Quando arrivi alle ultime ore della quinta campagna elettorale in due anni puoi essere legittimamente colto da una qualche stanchezza. Invece è il momento in cui bisogna produrre davvero un estremo sforzo per portare al traguardo di domenica 10 giugno il Popolo della Famiglia rispetto all’obiettivo che sempre ci si deve dare quando si è dentro un movimento politico: raccogliere il massimo numero possibile di consensi. Scegliere la strada dell’attività politica prevede questa necessità, questo “core business”. Non bastano le chiacchiere, occorre produrre risultati e sui risultati vengono misurate le scelte che sono state compiute.

In pochi ormai contestano la necessità di un soggetto politico autonomo di ispirazione cristiana, che si ponga in continuità con la grande e secolare storia del cattolicesimo politico aperta il 18 gennaio 1919 da un sacerdote siciliano con il suo “appello ai liberi e forti”. Per i primi due anni di vita il Popolo della Famiglia ha dovuto fronteggiare innanzi tutto il fuoco di chi negava il suo diritto all’esistenza. Il fronte che ci additava era vasto, dalla comunità Lgbt che scriveva che un simbolo “omofobo” che portava la scritta “no gender nelle scuole” non potesse essere messo sulle schede elettorali, al fuoco amico di chi spiegava in maniera surreale che “i cattolici sono minoranza e le minoranze non devono farsi contare”. Successivamente a ogni tornata elettorale si sperava che il Popolo della Famiglia ammainasse la bandiera e si sciogliesse. Gli attacchi sono diventati parossistici in occasione delle elezioni politiche del 4 marzo 2018, con la retorica del “voto utile” che si è rivelato alla fine utilissimo a Luigi Di Maio. Le assemblee nazionali, unico organo politico statutario del PdF a cui partecipano tutti gli iscritti, hanno lucidamente sempre affermato che l’unico voto utile per chi vuole porsi a presidio dei principi non negoziabili fosse quello al Popolo della Famiglia e che in particolare per i cattolici disperdere il voto verso i vari “partiti maggiori” avrebbe prodotto inevitabilmente un inciucio con uno dei due soggetti politici verso i quali noi abbiamo sempre opposto un paletto insuperabile: Pd e M5S. Così è andata a finire, chi ha votato per la coalizione di centrodestra si è ritrovato con la Lega al governo con i grillini e la coalizione che tre mesi dopo le elezioni non esiste più visto che Forza Italia è all’opposizione e Fratelli d’Italia è in mezzo al guado.

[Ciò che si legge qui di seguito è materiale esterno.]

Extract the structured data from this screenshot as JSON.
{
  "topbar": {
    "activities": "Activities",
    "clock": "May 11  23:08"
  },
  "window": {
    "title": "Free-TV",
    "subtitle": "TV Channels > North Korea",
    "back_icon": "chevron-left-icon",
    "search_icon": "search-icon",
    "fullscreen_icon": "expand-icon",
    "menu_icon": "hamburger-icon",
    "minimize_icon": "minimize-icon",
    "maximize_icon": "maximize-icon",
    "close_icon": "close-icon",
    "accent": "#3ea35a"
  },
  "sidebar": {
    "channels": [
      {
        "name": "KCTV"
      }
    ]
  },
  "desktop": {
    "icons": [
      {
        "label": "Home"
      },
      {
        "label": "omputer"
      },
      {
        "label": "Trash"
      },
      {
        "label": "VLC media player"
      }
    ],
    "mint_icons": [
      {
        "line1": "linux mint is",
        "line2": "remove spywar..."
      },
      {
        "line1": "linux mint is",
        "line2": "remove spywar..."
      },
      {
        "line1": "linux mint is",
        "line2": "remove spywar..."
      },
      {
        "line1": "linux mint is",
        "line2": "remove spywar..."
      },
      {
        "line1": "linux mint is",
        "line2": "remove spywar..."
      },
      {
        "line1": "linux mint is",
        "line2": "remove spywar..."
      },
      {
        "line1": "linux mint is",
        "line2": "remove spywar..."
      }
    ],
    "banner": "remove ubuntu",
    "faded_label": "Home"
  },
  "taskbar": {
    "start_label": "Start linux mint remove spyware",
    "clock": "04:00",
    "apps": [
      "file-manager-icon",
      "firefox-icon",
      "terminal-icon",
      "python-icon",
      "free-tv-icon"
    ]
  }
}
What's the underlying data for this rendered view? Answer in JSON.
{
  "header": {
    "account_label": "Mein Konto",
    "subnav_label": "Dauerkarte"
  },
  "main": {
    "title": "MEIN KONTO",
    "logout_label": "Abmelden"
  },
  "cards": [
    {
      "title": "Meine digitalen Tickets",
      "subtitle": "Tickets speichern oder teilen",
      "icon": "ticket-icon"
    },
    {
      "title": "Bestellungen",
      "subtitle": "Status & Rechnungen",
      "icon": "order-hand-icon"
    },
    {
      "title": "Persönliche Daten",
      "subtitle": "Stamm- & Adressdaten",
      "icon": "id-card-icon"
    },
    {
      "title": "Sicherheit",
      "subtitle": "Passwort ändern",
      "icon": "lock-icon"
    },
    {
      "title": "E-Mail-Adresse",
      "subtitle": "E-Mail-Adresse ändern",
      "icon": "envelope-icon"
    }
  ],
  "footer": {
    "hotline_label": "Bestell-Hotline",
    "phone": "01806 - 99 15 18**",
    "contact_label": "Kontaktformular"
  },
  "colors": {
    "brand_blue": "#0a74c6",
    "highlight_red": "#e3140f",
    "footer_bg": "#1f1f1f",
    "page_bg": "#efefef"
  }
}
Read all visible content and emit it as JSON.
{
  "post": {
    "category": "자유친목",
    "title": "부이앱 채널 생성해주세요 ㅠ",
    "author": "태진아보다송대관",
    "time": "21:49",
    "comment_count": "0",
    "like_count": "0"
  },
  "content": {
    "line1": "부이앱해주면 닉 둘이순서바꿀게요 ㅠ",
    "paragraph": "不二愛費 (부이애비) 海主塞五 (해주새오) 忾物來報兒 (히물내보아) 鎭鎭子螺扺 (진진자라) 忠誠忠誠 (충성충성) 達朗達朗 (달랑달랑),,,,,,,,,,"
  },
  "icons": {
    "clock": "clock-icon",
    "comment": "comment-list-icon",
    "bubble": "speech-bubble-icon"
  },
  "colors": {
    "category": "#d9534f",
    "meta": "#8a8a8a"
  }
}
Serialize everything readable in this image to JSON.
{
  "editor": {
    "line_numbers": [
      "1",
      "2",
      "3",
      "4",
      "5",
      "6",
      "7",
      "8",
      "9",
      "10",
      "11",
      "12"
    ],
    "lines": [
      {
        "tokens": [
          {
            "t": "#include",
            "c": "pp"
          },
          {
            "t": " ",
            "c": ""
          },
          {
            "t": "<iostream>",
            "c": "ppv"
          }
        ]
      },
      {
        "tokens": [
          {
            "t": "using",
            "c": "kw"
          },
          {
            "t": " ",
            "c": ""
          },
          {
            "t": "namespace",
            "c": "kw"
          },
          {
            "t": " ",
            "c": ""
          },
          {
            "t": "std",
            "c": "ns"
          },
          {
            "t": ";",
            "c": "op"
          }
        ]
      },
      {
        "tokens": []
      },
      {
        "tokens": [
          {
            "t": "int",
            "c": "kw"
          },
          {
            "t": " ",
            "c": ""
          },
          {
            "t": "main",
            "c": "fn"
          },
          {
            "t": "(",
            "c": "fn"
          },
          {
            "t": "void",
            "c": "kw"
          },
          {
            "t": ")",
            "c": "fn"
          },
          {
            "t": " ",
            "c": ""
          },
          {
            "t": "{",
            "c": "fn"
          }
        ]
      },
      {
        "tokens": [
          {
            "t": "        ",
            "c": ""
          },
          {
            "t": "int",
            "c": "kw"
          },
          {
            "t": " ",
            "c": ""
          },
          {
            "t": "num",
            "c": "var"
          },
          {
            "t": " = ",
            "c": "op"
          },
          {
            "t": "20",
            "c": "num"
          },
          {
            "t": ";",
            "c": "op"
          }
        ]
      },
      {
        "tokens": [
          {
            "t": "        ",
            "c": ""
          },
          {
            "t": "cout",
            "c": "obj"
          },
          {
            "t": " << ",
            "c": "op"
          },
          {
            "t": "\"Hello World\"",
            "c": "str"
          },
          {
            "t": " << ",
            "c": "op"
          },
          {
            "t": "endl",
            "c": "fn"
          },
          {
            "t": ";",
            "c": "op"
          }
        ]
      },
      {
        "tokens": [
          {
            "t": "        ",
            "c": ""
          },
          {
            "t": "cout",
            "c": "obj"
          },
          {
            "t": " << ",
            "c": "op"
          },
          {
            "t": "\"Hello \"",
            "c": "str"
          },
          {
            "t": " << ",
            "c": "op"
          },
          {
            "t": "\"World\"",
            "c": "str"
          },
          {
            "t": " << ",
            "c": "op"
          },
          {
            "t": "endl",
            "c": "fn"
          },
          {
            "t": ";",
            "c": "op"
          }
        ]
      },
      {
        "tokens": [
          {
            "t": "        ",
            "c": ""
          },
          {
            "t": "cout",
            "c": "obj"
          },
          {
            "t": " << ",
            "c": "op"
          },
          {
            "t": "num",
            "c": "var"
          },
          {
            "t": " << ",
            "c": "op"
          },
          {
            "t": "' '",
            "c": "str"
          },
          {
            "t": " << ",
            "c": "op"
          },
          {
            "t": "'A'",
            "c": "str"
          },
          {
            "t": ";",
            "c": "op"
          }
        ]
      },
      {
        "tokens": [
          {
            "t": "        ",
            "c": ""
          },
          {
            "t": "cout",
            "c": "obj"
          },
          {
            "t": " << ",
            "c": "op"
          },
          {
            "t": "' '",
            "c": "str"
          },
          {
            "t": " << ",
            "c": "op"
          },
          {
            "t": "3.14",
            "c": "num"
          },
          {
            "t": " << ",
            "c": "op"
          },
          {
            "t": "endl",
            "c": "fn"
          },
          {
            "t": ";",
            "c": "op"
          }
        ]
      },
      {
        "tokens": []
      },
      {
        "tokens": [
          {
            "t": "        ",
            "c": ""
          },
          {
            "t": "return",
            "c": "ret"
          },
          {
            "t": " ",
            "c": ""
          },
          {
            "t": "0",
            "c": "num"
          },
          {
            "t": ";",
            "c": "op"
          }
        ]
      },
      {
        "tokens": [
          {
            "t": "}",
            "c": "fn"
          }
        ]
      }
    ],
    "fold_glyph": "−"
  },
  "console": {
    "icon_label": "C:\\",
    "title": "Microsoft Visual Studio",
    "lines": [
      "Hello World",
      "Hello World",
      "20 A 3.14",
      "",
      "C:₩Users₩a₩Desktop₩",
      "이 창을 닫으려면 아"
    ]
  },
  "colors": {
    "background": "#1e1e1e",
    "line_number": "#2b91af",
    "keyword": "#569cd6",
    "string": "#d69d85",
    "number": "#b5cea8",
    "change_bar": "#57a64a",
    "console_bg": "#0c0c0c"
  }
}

Noi rimaniamo fermi sulle nostre posizioni: no al M5S, no al Pd, con i partiti del nichilismo non vogliamo avere nulla a che fare. I 219.635 italiani che, in condizioni assolutamente avverse, ci hanno dato il loro voto sanno che non tradiremo il loro mandato. Sono stati voti insufficienti ad ottenere una rappresentanza parlamentare, ma è indubbio che centinaia di migliaia di persone vedono il Popolo della Famiglia come una speranza proprio per la sua tenacia. Quella che ora ci ha condotto in una nuova fase, dove persino gli odiatori più ossessionati devono riconoscere che “il Popolo della Famiglia ormai c’è”, è una realtà consolidata con cui in qualche modo la nostra più complessa area culturale deve fare i conti perché è l’unica struttura che è stata capace di darsi una organizzazione diffusa e stabile.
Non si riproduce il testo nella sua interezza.